Der tatsächliche Aufwand war mE aber doch deutlich höher. Allein das Lesen des begleitenden Buches und der Paper nimmt schon mehr Zeit in Anspruch, als für Prüfungsvorbereitung veranschlagt. Die Assignments (Praxisteil) sind meistens relativ schnell gelöst (2 max. 3 Stunden Aufwand pro Woche), für das Projekt sind 20 Stunden aber zu wenig.

Wenn man alle Vorträge besucht hat und bei den Assignments und im Project verstanden hat, worum es geht, reicht eine Woche lernen um die mündliche Prüfung positiv abzulegen. Leute, denen Visualisierung komplett neu ist, sollten aber vielleicht mehr Zeit dafür veranschlagen.


ALT (bis SS2016):

für den Besuch der VO: Durch die geblockte Abhaltung der LVA vier Nachmittage zu je 4 Stunden.

für den Übungsteil: Mit Kenntnissen in C/C++ samt Ausarbeitung maximal einen Nachmittag.

für die Prüfung: Bei regelmässigem Vorlesungsbesuch sollte eine Woche intensivere Vorbereitung für die Prüfung ausreichen.

Unterlagen[Bearbeiten]

NEU SS2017:

Die Vorlesungsfolien werden jede Woche vor der Vorlesung hochgeladen, sowie die Angabe für das Assignment und ein paar stoffbegleitende Papers (prüfungsrelevant!). Das Buch kann in der Bibliothek ausgeborgt werden, oder als PDF heruntergeladen werden (im TU-Netz kostenlos über die Bibliotheks-Seite).

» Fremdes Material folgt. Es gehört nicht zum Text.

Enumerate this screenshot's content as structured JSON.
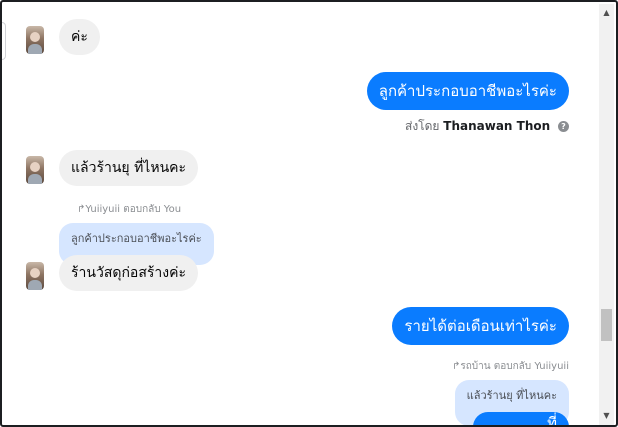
{
  "messages": {
    "m1": {
      "text": "ค่ะ"
    },
    "m2": {
      "text": "ลูกค้าประกอบอาชีพอะไรค่ะ"
    },
    "m2_meta": {
      "prefix": "ส่งโดย",
      "name": "Thanawan Thon",
      "help_icon": "?"
    },
    "m3": {
      "text": "แล้วร้านยุ ที่ไหนคะ"
    },
    "m4_reply": {
      "label": "Yuiiyuii ตอบกลับ You"
    },
    "m4_quote": {
      "text": "ลูกค้าประกอบอาชีพอะไรค่ะ"
    },
    "m4": {
      "text": "ร้านวัสดุก่อสร้างค่ะ"
    },
    "m5": {
      "text": "รายได้ต่อเดือนเท่าไรค่ะ"
    },
    "m6_reply": {
      "label": "รถบ้าน ตอบกลับ Yuiiyuii"
    },
    "m6_quote": {
      "text": "แล้วร้านยุ ที่ไหนคะ"
    },
    "m6": {
      "text": "...ที่"
    }
  },
  "icons": {
    "reply": "↱",
    "scroll_up": "▲",
    "scroll_down": "▼"
  },
  "colors": {
    "outgoing_bubble": "#0a7cff",
    "incoming_bubble": "#f0f0f0",
    "quote_bubble": "#d6e6ff"
  }
}
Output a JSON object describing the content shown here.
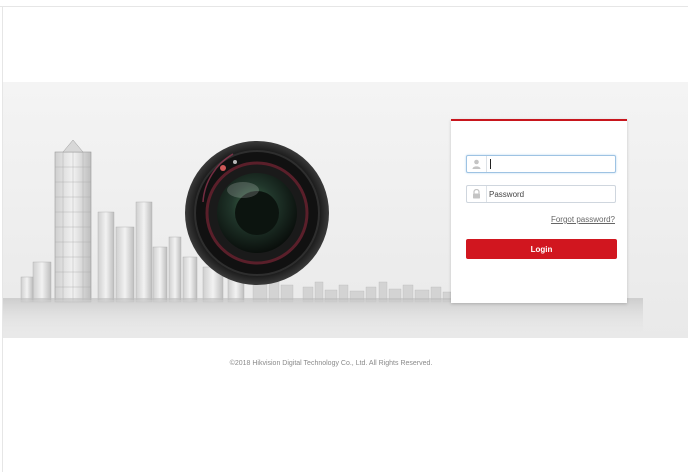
{
  "login": {
    "username_value": "",
    "username_placeholder": "",
    "password_placeholder": "Password",
    "forgot_label": "Forgot password?",
    "login_label": "Login"
  },
  "footer": {
    "copyright": "©2018 Hikvision Digital Technology Co., Ltd. All Rights Reserved."
  },
  "colors": {
    "accent": "#d1161f",
    "panel_border": "#c8161d",
    "field_focus": "#9ec3e3"
  },
  "icons": {
    "username": "user-icon",
    "password": "lock-icon"
  }
}
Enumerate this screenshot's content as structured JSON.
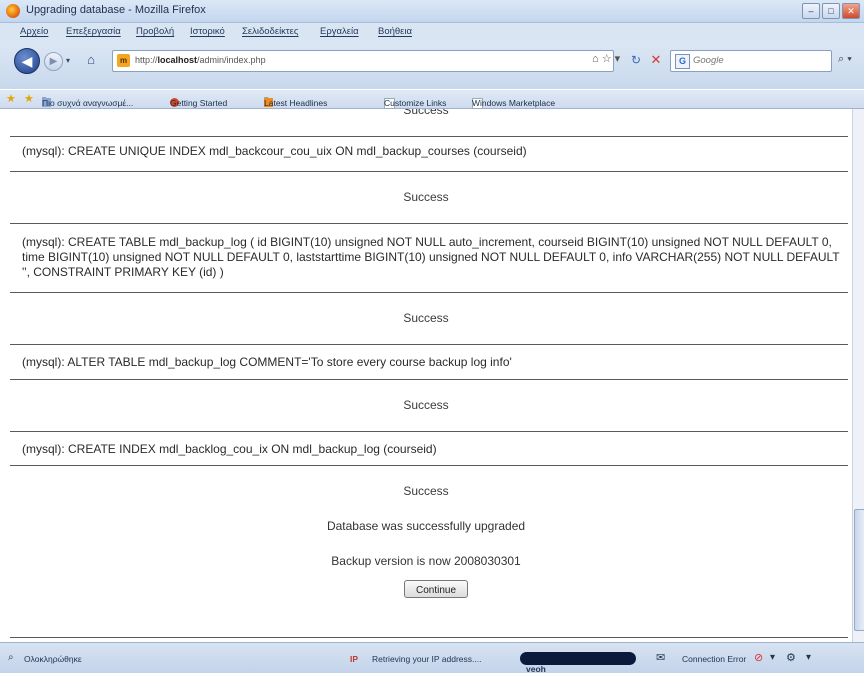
{
  "window": {
    "title": "Upgrading database - Mozilla Firefox"
  },
  "menu": {
    "items": [
      "Αρχείο",
      "Επεξεργασία",
      "Προβολή",
      "Ιστορικό",
      "Σελιδοδείκτες",
      "Εργαλεία",
      "Βοήθεια"
    ]
  },
  "nav": {
    "url_prefix": "http://",
    "url_host": "localhost",
    "url_path": "/admin/index.php",
    "search_placeholder": "Google"
  },
  "bookmarks": {
    "items": [
      "Πιο συχνά αναγνωσμέ...",
      "Getting Started",
      "Latest Headlines",
      "Customize Links",
      "Windows Marketplace"
    ]
  },
  "content": {
    "partial_top": "Success",
    "sql_1": "(mysql): CREATE UNIQUE INDEX mdl_backcour_cou_uix ON mdl_backup_courses (courseid)",
    "success_1": "Success",
    "sql_2": "(mysql): CREATE TABLE mdl_backup_log ( id BIGINT(10) unsigned NOT NULL auto_increment, courseid BIGINT(10) unsigned NOT NULL DEFAULT 0, time BIGINT(10) unsigned NOT NULL DEFAULT 0, laststarttime BIGINT(10) unsigned NOT NULL DEFAULT 0, info VARCHAR(255) NOT NULL DEFAULT '', CONSTRAINT PRIMARY KEY (id) )",
    "success_2": "Success",
    "sql_3": "(mysql): ALTER TABLE mdl_backup_log COMMENT='To store every course backup log info'",
    "success_3": "Success",
    "sql_4": "(mysql): CREATE INDEX mdl_backlog_cou_ix ON mdl_backup_log (courseid)",
    "success_4": "Success",
    "upgraded_msg": "Database was successfully upgraded",
    "version_msg": "Backup version is now 2008030301",
    "continue_label": "Continue"
  },
  "status": {
    "left": "Ολοκληρώθηκε",
    "ip_text": "Retrieving your IP address....",
    "veoh": "veoh",
    "connection": "Connection Error"
  }
}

Eine ältere Version der Unterlagen aus dem SS2007 zur Vorlesung kann hier heruntergeladen werden. Allerdings haben sich die Unterlagen nicht mehr in allen Bereichen mit dem im SS 2008 präsentierten Inhalt gedeckt, es empfiehlt sich also, die Folien schon vorab auszudrucken und dann die fehlenden Informationen nachzutragen bzw. die nicht mehr aktuellen Informationen zu markieren, da diese auch nicht geprüft werden. Eine von den beiden Vortragenden versprochene Aktualisierung der Unterlagen ist bis zur Prüfung am 26.06.2008 nicht erfolgt.

Es hat zwar im SS2008 auch einen TUWEL-Kurs für diese Lehrveranstaltung gegeben Link, dieser war aber bis zum Ende der Lehrveranstaltung nicht benutzbar.

Verbesserungsvorschläge / Kritik[Bearbeiten]

noch offen

Tipps[Bearbeiten]

Die praktischen Aufgaben wirken umfangreich um sie zu perfektionieren, man sollte da jedoch nicht sehr viel Aufwand reinstecken, man kann diese auch zügig erledigen und trotzdem alle Punkte dafür ergattern. Für das praktische Projekt ist es hilfreich die maximale Gruppenmitgliederanzahl (3) auch zu nutzen, da der Aufwand bei einer kleineren Gruppe nicht geringer wird. Die Aufgabenstellung für das Projekt war bei unserer Gruppe SEHR vage formuliert - es hilft hier, wenn man anfangs mit der LVA Leitung klärt, was man genau implementieren soll, damit es dann zu keinen unnötigen Missverständnissen bzw. Aufwänden kommt.